I wrote about ether in The Clearing and I just moved to another element which is water now. So there is a continuity there! And yes, you hear water or you see water from this house from most of the windows. You can just see the sea, about a mile off, and it's informed and shaping everything that I'm doing now.
Hugh Williams
Water is a fascinating thing to think about, isn't it? Because I suppose my immediate thought is of its beauty. It can be stunning to look across Boardhouse or go to the seaside and watch the waves crashing. But it's also really powerful and it transforms and shapes the earth, doesn't it?
Samantha Clark
Yeah, absolutely. Gorgeous. Its carved river valleys. Unbelievable. It really shapes the planet, doesn't it, and it drives the climate. And it keeps us alive. Our every cell needs water to metabolise and yeah, it's kind of an endless subject of contemplation.

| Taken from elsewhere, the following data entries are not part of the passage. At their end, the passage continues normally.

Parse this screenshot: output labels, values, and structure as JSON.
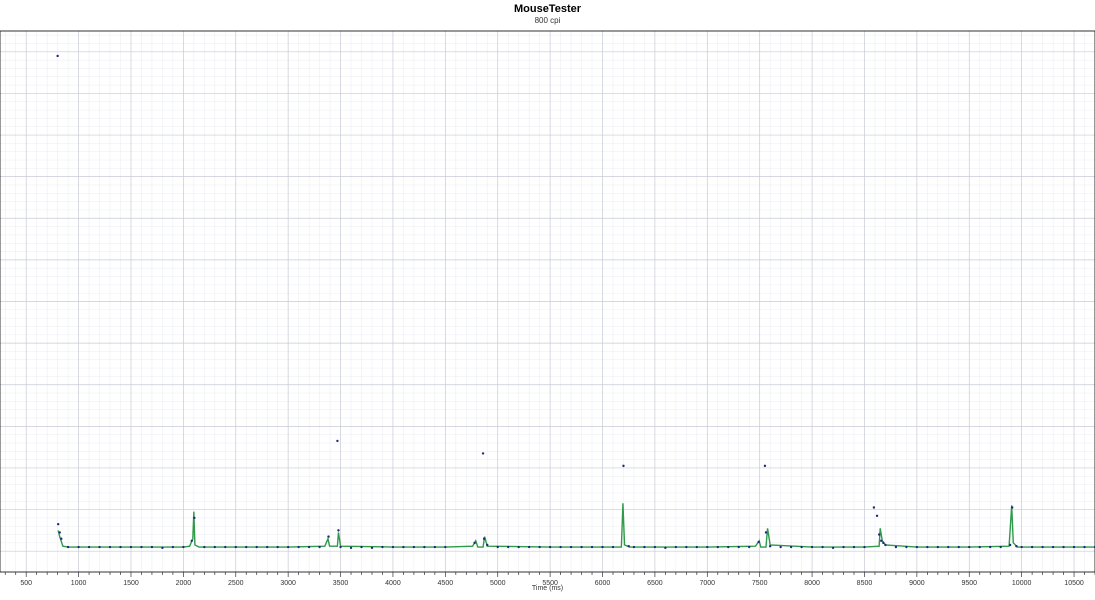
{
  "chart_data": {
    "type": "scatter",
    "title": "MouseTester",
    "subtitle": "800 cpi",
    "xlabel": "Time (ms)",
    "ylabel": "",
    "xlim": [
      250,
      10700
    ],
    "ylim": [
      -0.5,
      12.5
    ],
    "x_major_ticks": [
      500,
      1000,
      1500,
      2000,
      2500,
      3000,
      3500,
      4000,
      4500,
      5000,
      5500,
      6000,
      6500,
      7000,
      7500,
      8000,
      8500,
      9000,
      9500,
      10000,
      10500
    ],
    "x_tick_labels": [
      "500",
      "1000",
      "1500",
      "2000",
      "2500",
      "3000",
      "3500",
      "4000",
      "4500",
      "5000",
      "5500",
      "6000",
      "6500",
      "7000",
      "7500",
      "8000",
      "8500",
      "9000",
      "9500",
      "10000",
      "10500"
    ],
    "grid": true,
    "colors": {
      "points": "#1f2a7a",
      "line": "#2e9a4a",
      "grid_major": "#c8cad6",
      "grid_minor": "#eceef3"
    },
    "series": [
      {
        "kind": "points",
        "points": [
          [
            800,
            11.9
          ],
          [
            805,
            0.65
          ],
          [
            820,
            0.45
          ],
          [
            835,
            0.3
          ],
          [
            900,
            0.1
          ],
          [
            1000,
            0.1
          ],
          [
            1100,
            0.1
          ],
          [
            1200,
            0.1
          ],
          [
            1300,
            0.1
          ],
          [
            1400,
            0.1
          ],
          [
            1500,
            0.1
          ],
          [
            1600,
            0.1
          ],
          [
            1700,
            0.1
          ],
          [
            1800,
            0.08
          ],
          [
            1900,
            0.1
          ],
          [
            2000,
            0.1
          ],
          [
            2080,
            0.25
          ],
          [
            2105,
            0.8
          ],
          [
            2200,
            0.1
          ],
          [
            2300,
            0.1
          ],
          [
            2400,
            0.1
          ],
          [
            2500,
            0.1
          ],
          [
            2600,
            0.1
          ],
          [
            2700,
            0.1
          ],
          [
            2800,
            0.1
          ],
          [
            2900,
            0.1
          ],
          [
            3000,
            0.1
          ],
          [
            3100,
            0.1
          ],
          [
            3200,
            0.1
          ],
          [
            3300,
            0.1
          ],
          [
            3385,
            0.35
          ],
          [
            3470,
            2.65
          ],
          [
            3480,
            0.5
          ],
          [
            3500,
            0.1
          ],
          [
            3600,
            0.08
          ],
          [
            3700,
            0.1
          ],
          [
            3800,
            0.08
          ],
          [
            3900,
            0.1
          ],
          [
            4000,
            0.1
          ],
          [
            4100,
            0.1
          ],
          [
            4200,
            0.1
          ],
          [
            4300,
            0.1
          ],
          [
            4400,
            0.1
          ],
          [
            4500,
            0.1
          ],
          [
            4780,
            0.2
          ],
          [
            4860,
            2.35
          ],
          [
            4870,
            0.3
          ],
          [
            4900,
            0.15
          ],
          [
            5000,
            0.1
          ],
          [
            5100,
            0.1
          ],
          [
            5200,
            0.1
          ],
          [
            5300,
            0.1
          ],
          [
            5400,
            0.1
          ],
          [
            5500,
            0.1
          ],
          [
            5600,
            0.1
          ],
          [
            5700,
            0.1
          ],
          [
            5800,
            0.1
          ],
          [
            5900,
            0.1
          ],
          [
            6000,
            0.1
          ],
          [
            6100,
            0.1
          ],
          [
            6200,
            2.05
          ],
          [
            6250,
            0.12
          ],
          [
            6300,
            0.1
          ],
          [
            6400,
            0.1
          ],
          [
            6500,
            0.1
          ],
          [
            6600,
            0.08
          ],
          [
            6700,
            0.1
          ],
          [
            6800,
            0.1
          ],
          [
            6900,
            0.1
          ],
          [
            7000,
            0.1
          ],
          [
            7100,
            0.1
          ],
          [
            7200,
            0.1
          ],
          [
            7300,
            0.1
          ],
          [
            7400,
            0.1
          ],
          [
            7490,
            0.22
          ],
          [
            7550,
            2.05
          ],
          [
            7560,
            0.45
          ],
          [
            7600,
            0.12
          ],
          [
            7700,
            0.1
          ],
          [
            7800,
            0.1
          ],
          [
            7900,
            0.1
          ],
          [
            8000,
            0.1
          ],
          [
            8100,
            0.1
          ],
          [
            8200,
            0.08
          ],
          [
            8300,
            0.1
          ],
          [
            8400,
            0.1
          ],
          [
            8500,
            0.1
          ],
          [
            8590,
            1.05
          ],
          [
            8620,
            0.85
          ],
          [
            8640,
            0.4
          ],
          [
            8660,
            0.25
          ],
          [
            8680,
            0.2
          ],
          [
            8700,
            0.15
          ],
          [
            8800,
            0.1
          ],
          [
            8900,
            0.1
          ],
          [
            9000,
            0.1
          ],
          [
            9100,
            0.1
          ],
          [
            9200,
            0.1
          ],
          [
            9300,
            0.1
          ],
          [
            9400,
            0.1
          ],
          [
            9500,
            0.1
          ],
          [
            9600,
            0.1
          ],
          [
            9700,
            0.1
          ],
          [
            9800,
            0.1
          ],
          [
            9890,
            0.15
          ],
          [
            9910,
            1.05
          ],
          [
            9950,
            0.12
          ],
          [
            10000,
            0.1
          ],
          [
            10100,
            0.1
          ],
          [
            10200,
            0.1
          ],
          [
            10300,
            0.1
          ],
          [
            10400,
            0.1
          ],
          [
            10500,
            0.1
          ],
          [
            10600,
            0.1
          ],
          [
            10700,
            0.1
          ]
        ]
      },
      {
        "kind": "line",
        "points": [
          [
            805,
            0.5
          ],
          [
            820,
            0.35
          ],
          [
            850,
            0.12
          ],
          [
            900,
            0.1
          ],
          [
            1000,
            0.1
          ],
          [
            1500,
            0.1
          ],
          [
            2000,
            0.1
          ],
          [
            2060,
            0.12
          ],
          [
            2090,
            0.3
          ],
          [
            2100,
            0.95
          ],
          [
            2110,
            0.15
          ],
          [
            2150,
            0.1
          ],
          [
            2500,
            0.1
          ],
          [
            3000,
            0.1
          ],
          [
            3350,
            0.12
          ],
          [
            3380,
            0.3
          ],
          [
            3395,
            0.12
          ],
          [
            3470,
            0.12
          ],
          [
            3480,
            0.45
          ],
          [
            3500,
            0.12
          ],
          [
            4000,
            0.1
          ],
          [
            4500,
            0.1
          ],
          [
            4760,
            0.12
          ],
          [
            4790,
            0.25
          ],
          [
            4810,
            0.1
          ],
          [
            4860,
            0.1
          ],
          [
            4875,
            0.35
          ],
          [
            4900,
            0.12
          ],
          [
            5500,
            0.1
          ],
          [
            6000,
            0.1
          ],
          [
            6180,
            0.1
          ],
          [
            6195,
            1.15
          ],
          [
            6210,
            0.15
          ],
          [
            6260,
            0.1
          ],
          [
            7000,
            0.1
          ],
          [
            7460,
            0.12
          ],
          [
            7495,
            0.25
          ],
          [
            7510,
            0.1
          ],
          [
            7560,
            0.1
          ],
          [
            7575,
            0.55
          ],
          [
            7600,
            0.15
          ],
          [
            8000,
            0.1
          ],
          [
            8500,
            0.1
          ],
          [
            8640,
            0.12
          ],
          [
            8650,
            0.55
          ],
          [
            8670,
            0.25
          ],
          [
            8700,
            0.15
          ],
          [
            9000,
            0.1
          ],
          [
            9500,
            0.1
          ],
          [
            9880,
            0.12
          ],
          [
            9905,
            1.1
          ],
          [
            9920,
            0.2
          ],
          [
            9960,
            0.1
          ],
          [
            10700,
            0.1
          ]
        ]
      }
    ]
  }
}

Really, the more you think about it, the more complicated and interesting water gets. It's a boundary that's not really a boundary - anybody who lives on an island knows that water is as much a connection as it is a boundary line. The seashore that you mentioned earlier, it's not actually an edge at all. It's just where the land sinks underneath the water. The land carries on. It's just the water sort of lips up over the top of it and that boundary is moving all the time.
So when you're thinking about boundaries between yourself and the world, water soon starts to dissolve that. I mean, you can feel water in your mouth, you know, and the moisture in your mouth. If you touch your eye you can feel, you know, we're wet inside and out!

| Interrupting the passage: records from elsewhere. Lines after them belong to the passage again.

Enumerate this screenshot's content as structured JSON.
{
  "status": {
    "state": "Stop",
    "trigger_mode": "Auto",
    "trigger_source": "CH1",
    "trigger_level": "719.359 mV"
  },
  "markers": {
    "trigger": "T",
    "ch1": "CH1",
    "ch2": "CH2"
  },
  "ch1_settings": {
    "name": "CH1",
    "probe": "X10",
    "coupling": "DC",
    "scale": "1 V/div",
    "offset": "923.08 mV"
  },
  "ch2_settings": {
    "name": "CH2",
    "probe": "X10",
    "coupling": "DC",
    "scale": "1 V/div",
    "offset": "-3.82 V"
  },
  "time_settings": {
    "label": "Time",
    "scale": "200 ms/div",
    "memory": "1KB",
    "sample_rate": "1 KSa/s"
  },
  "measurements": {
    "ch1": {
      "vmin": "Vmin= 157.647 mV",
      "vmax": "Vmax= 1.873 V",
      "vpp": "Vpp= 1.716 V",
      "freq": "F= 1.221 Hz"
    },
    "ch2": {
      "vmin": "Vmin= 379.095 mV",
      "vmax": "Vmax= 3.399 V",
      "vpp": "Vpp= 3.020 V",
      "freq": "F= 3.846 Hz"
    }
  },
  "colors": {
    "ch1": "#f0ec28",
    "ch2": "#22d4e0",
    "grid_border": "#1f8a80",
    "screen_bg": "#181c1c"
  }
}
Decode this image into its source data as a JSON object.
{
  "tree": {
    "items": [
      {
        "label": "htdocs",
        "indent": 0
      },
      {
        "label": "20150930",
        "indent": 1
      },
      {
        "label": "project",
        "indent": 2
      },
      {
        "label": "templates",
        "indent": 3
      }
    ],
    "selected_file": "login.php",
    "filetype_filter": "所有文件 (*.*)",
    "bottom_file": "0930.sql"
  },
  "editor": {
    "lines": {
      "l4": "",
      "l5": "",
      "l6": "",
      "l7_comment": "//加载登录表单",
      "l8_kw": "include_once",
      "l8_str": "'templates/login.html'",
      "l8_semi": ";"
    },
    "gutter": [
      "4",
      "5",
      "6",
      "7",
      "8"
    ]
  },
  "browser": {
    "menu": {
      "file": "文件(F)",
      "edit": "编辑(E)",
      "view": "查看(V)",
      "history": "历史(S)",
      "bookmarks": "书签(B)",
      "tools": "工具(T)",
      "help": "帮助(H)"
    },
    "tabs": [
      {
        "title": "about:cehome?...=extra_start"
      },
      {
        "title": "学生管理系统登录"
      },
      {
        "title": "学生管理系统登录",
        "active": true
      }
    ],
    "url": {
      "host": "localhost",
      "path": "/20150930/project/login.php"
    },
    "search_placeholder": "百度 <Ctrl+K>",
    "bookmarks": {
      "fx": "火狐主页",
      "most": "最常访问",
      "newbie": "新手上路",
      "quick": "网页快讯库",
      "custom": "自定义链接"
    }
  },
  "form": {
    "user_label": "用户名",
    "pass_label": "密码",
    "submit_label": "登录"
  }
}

So as a substance it's had so much significance culturally. Spiritually as well. Water has real spiritual significance, all the holy islands that are dotted around, all the 'Papays', the monasteries The monks came to the western seaboard of Europe because we didn't have desert in Europe. So they talked about the Desert Fathers going to the desert to seek communion with something greater than themselves. Whereas in Europe, they came to the sea, because for them that was how they got closer to what they understood as the divine. So the water, the presence of water has always had this other aspect to it, which is beyond the physical as well.
Hugh Williams
Samantha Clark, talking to me at her studios in Birsay. You're listening to BBC Radio Orkney, this is Tullimentan, I'm Hugh Williams.
Want to know more about The Life Boat?
This interview and the images blew me away. After a few days' thought, they served as the spark for a new short essay on softness, “edge” and clarity.
That is to say, I really appreciated the clarity, rigorousness and depth of the discussion and the work.